While Hadoop remains a popular topic in discussions about big data environments, the technology also garners a decent amount of criticism. In addition to being a complicated technology that requires a specific set of skills, IT pros must be aware of downsides such as single points of failure and increased capacity requirements. But, according to John Webster, a senior partner at Boulder, Colo.-based Evaluator Group Inc., the benefits of Hadoop are well worth the speed bumps. In the second of this two-part podcast, Webster describes Hadoop benefits and why this topic is so widespread among big data administrators. Listen to the podcast or read the transcript below.
What are some of the main problems with Hadoop?
John Webster: Aside from the lack of understanding of what it is and how to use it -- which I think will change fairly quickly -- people point to single points of failure in Hadoop. There are two different types of nodes: NameNodes and a DataNode. If the NameNode goes down, the cluster essentially goes down, and that's been identified as a single point of failure. But the Apache Software Foundation that does the open source version of Hadoop is addressing that problem. We've got a failover mechanism now in the latest version of Hadoop that's in beta. And then there are some other alternative distributions out there that can do active-active failover for NameNodes. So that's coming along and [the single point-of-failure] problem is getting solved.
One of the things enterprise IT people look at and shake their heads about in disbelief is the fact that Hadoop by default makes three full copies of data on ingest. So you take files, you write it to disk and then it's replicated twice: once within the rack that serves a number of nodes in the cluster, and one copy that can span a rack. So you have three full copies of data, one primary and two fallback, and so a lot of data in Hadoop. Just think: Every time you load a file you're multiplying its capacity requirement by three. There is no concept of RAID, for example, in Hadoop. So the copies [with Hadoop] are there for failure mode, so you can fail over to one of those copies. That's one of the things that enterprise IT has difficulty understanding.
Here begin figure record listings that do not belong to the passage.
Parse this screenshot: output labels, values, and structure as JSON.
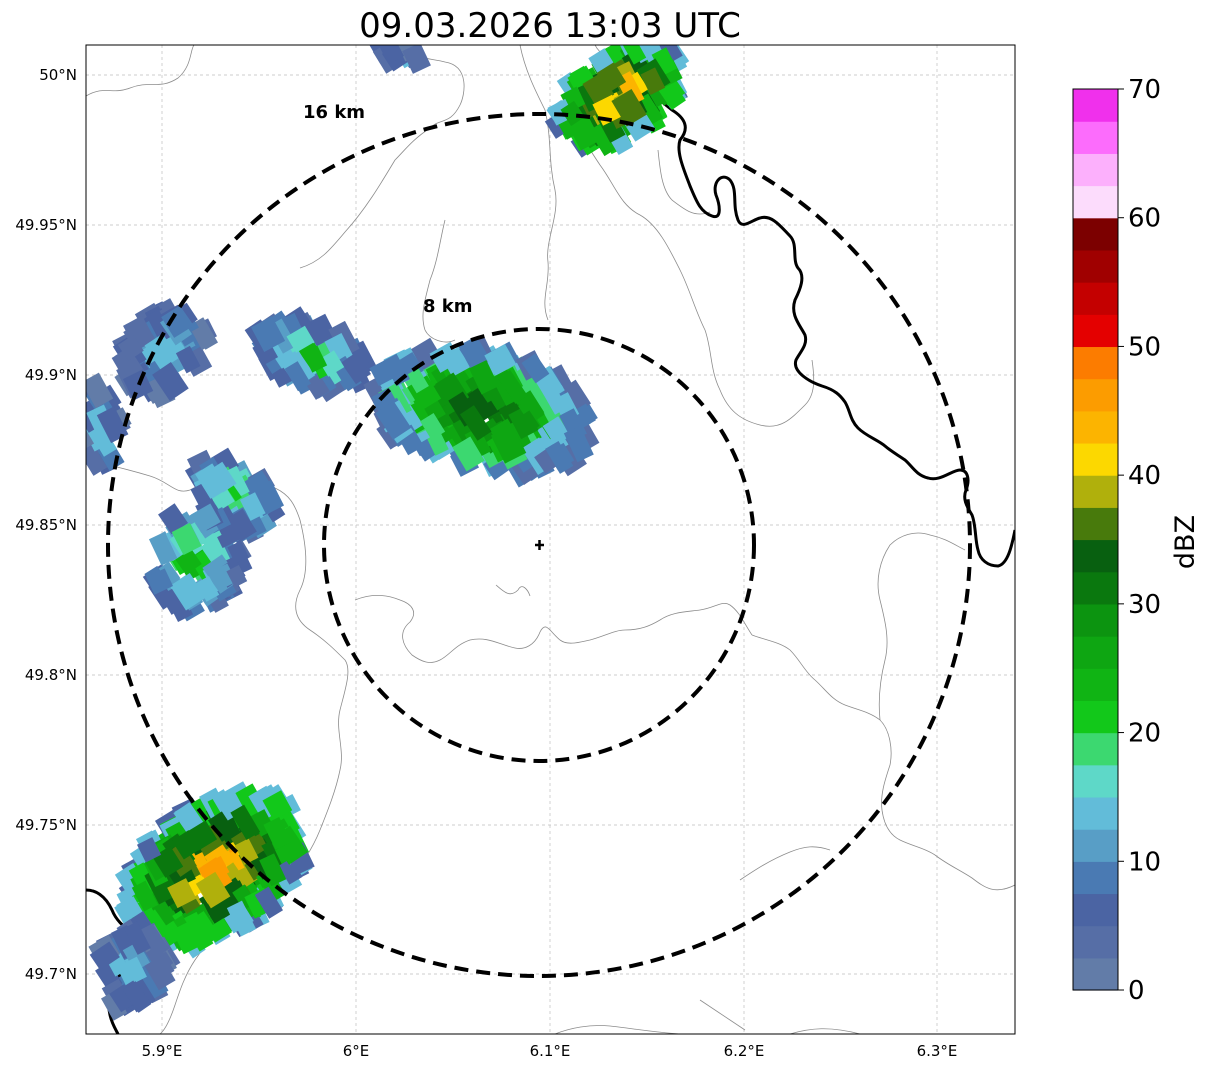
{
  "title": "09.03.2026 13:03 UTC",
  "map": {
    "lat_ticks": [
      "50°N",
      "49.95°N",
      "49.9°N",
      "49.85°N",
      "49.8°N",
      "49.75°N",
      "49.7°N"
    ],
    "lon_ticks": [
      "5.9°E",
      "6°E",
      "6.1°E",
      "6.2°E",
      "6.3°E"
    ],
    "range_rings": [
      {
        "label": "16 km",
        "radius_km": 16
      },
      {
        "label": "8 km",
        "radius_km": 8
      }
    ],
    "radar_site": {
      "lat": 49.843,
      "lon": 6.095
    }
  },
  "colorbar": {
    "label": "dBZ",
    "ticks": [
      "0",
      "10",
      "20",
      "30",
      "40",
      "50",
      "60",
      "70"
    ],
    "min": 0,
    "max": 70,
    "step": 5,
    "colors": [
      "#627ca8",
      "#566ea6",
      "#4b64a3",
      "#4a7ab3",
      "#589ec6",
      "#62bcd9",
      "#5ed8c8",
      "#3cd870",
      "#12c81a",
      "#10b414",
      "#0ea612",
      "#0c9410",
      "#0a780e",
      "#086010",
      "#487a0c",
      "#b0b00c",
      "#fcd800",
      "#fcb400",
      "#fc9c00",
      "#fc7c00",
      "#e40000",
      "#c40000",
      "#a00000",
      "#7c0000",
      "#fcdcfc",
      "#fcb0fc",
      "#fc6cfc",
      "#f030ec"
    ]
  }
}
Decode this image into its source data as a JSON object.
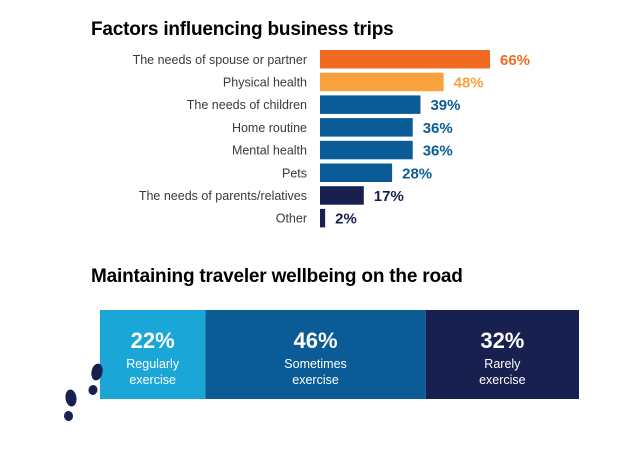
{
  "colors": {
    "orange": "#f26a21",
    "light_orange": "#f7a23c",
    "blue": "#0b5c96",
    "navy": "#17204f",
    "cyan": "#1aa7d8",
    "label_gray": "#3a3a3a"
  },
  "chart_data": [
    {
      "type": "bar",
      "orientation": "horizontal",
      "title": "Factors influencing business trips",
      "categories": [
        "The needs of spouse or partner",
        "Physical health",
        "The needs of children",
        "Home routine",
        "Mental health",
        "Pets",
        "The needs of parents/relatives",
        "Other"
      ],
      "values": [
        66,
        48,
        39,
        36,
        36,
        28,
        17,
        2
      ],
      "value_labels": [
        "66%",
        "48%",
        "39%",
        "36%",
        "36%",
        "28%",
        "17%",
        "2%"
      ],
      "bar_colors": [
        "#f26a21",
        "#f7a23c",
        "#0b5c96",
        "#0b5c96",
        "#0b5c96",
        "#0b5c96",
        "#17204f",
        "#17204f"
      ],
      "xlim": [
        0,
        66
      ],
      "grid": false,
      "legend": "none"
    },
    {
      "type": "bar",
      "orientation": "horizontal",
      "stacked": true,
      "title": "Maintaining traveler wellbeing on the road",
      "segments": [
        {
          "value": 22,
          "value_label": "22%",
          "label_line1": "Regularly",
          "label_line2": "exercise",
          "color": "#1aa7d8"
        },
        {
          "value": 46,
          "value_label": "46%",
          "label_line1": "Sometimes",
          "label_line2": "exercise",
          "color": "#0b5c96"
        },
        {
          "value": 32,
          "value_label": "32%",
          "label_line1": "Rarely",
          "label_line2": "exercise",
          "color": "#17204f"
        }
      ],
      "total": 100,
      "grid": false,
      "legend": "none"
    }
  ],
  "icons": {
    "decoration": "footprints-icon"
  }
}
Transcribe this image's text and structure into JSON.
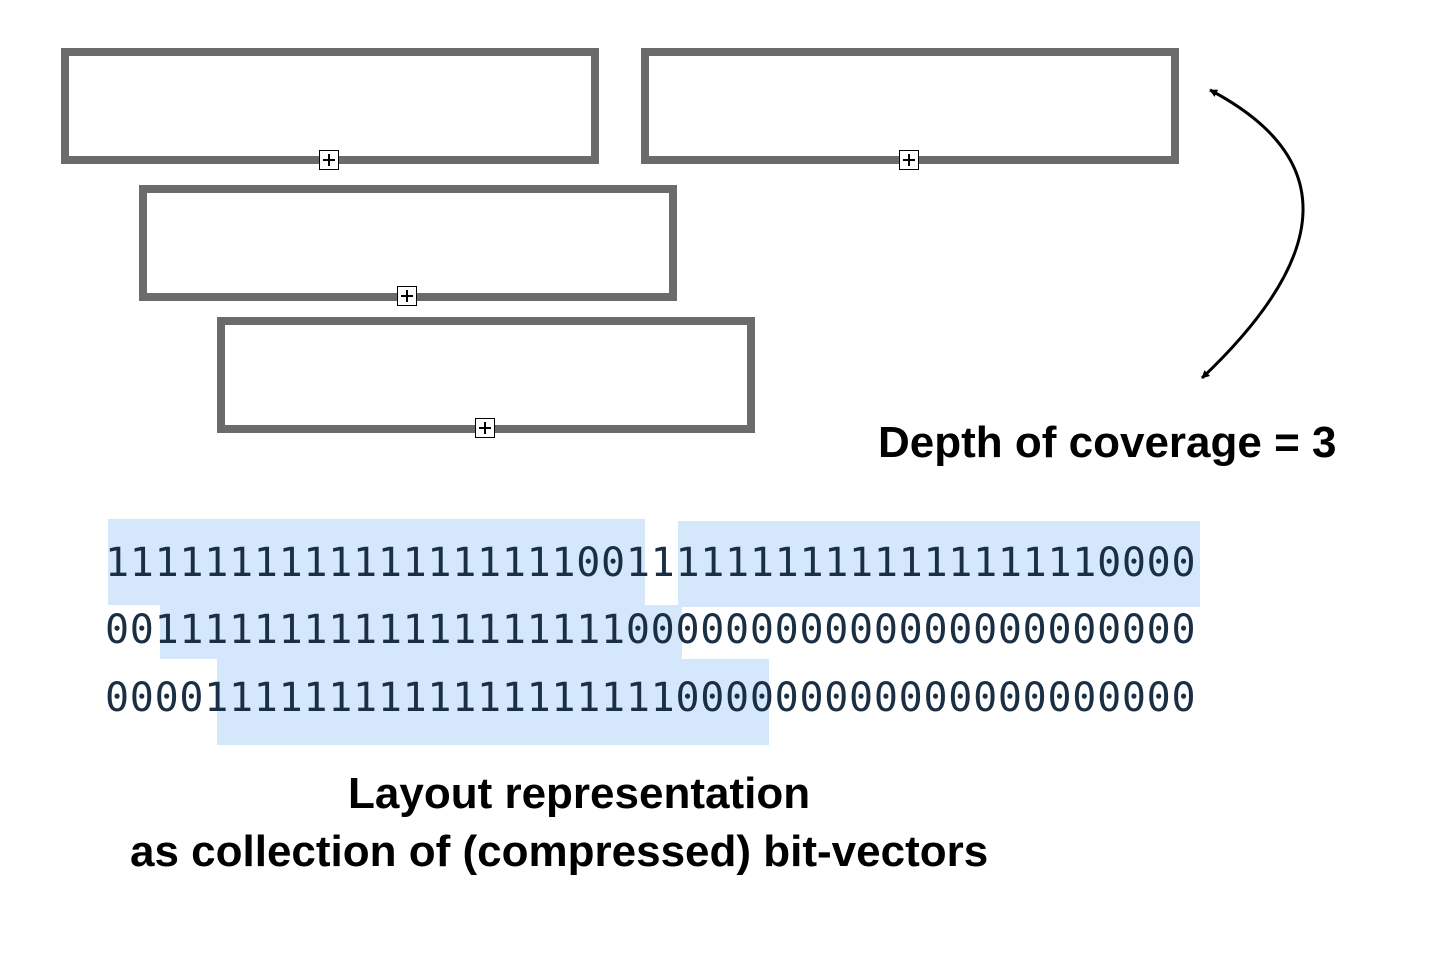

The other is that to add new storage capacity to a Hadoop cluster, you do it by adding DataNodes. DataNodes also have a certain amount of CPU, but you're really adding the DataNodes for capacity as opposed to CPU power. But if you scale up to a 500- or maybe 1,000-node cluster, utilization of CPU actually goes down to single digits. CPU in any given DataNode can only be utilized 4% or 5% in some of these very large clusters. So the enterprise sees that as server sprawl and wonders if there's a way to disaggregate the addition of storage capacity from CPU capacity so you can scale the two independently. And there are ways you can do that as well.
IT pros are aware of these difficulties, so why do we still hear so much about Hadoop? Has it improved since it first came about?
Webster: It's absolutely improved, and it continues to be improved and will be improved. There's significant demand for Hadoop in the enterprise and that's because it can do things that a traditional data warehouse or computing structure can't. It's got a lot of performance at a large scale and at a low cost. [Better performance, scalability and low cost are] three things the enterprise would love to have; they just have to work the bugs out. But once that happens, I think you'll see it really proliferate in production environments. Again, it's a question of what kind of application you're going to run on it, but I think all of that will get worked out in the next few years.
So bottom line: How necessary is Hadoop in big data environments, and if you didn't want to use it, what might some alternatives be?
Webster: There are, and have been, some Hadoop alternatives that live in the SQL community: MySQL, NoSQL, NewSQL. If you program parallel processing clusters in those languages and use those databases, you can do some very scalable analytics as an alternative to Hadoop. So there are definitely alternatives out there.
But just to give an example of the power of Hadoop, I was talking this morning to a financial services company that has five divisions and each one of those divisions has its own set of records on [the] 32,000 companies they follow. What this company wanted to do was go through all of the records it had on all 32,000 companies that it watches to look for signs of trouble, red flags, both in financial resolve and in text data that is submitted to the FCC -- lots of different kinds of data -- structured, unstructured, et cetera. They tried to do this on their traditional computing platforms and came to the conclusion that to do the kinds of things they wanted to do it would take months.
So they put up a Hadoop cluster, and not a very large one, and found they could do what they wanted to do in about 30 minutes on three terabytes of compressed data, which is pretty powerful. To go from an application that you think would take months on a standard platform, down to 30 minutes, that's like make or break. That means [administrators say], 'We can't do this application, but now we can with Hadoop.' That's what we're talking about. We're talking about people doing things they just couldn't do before.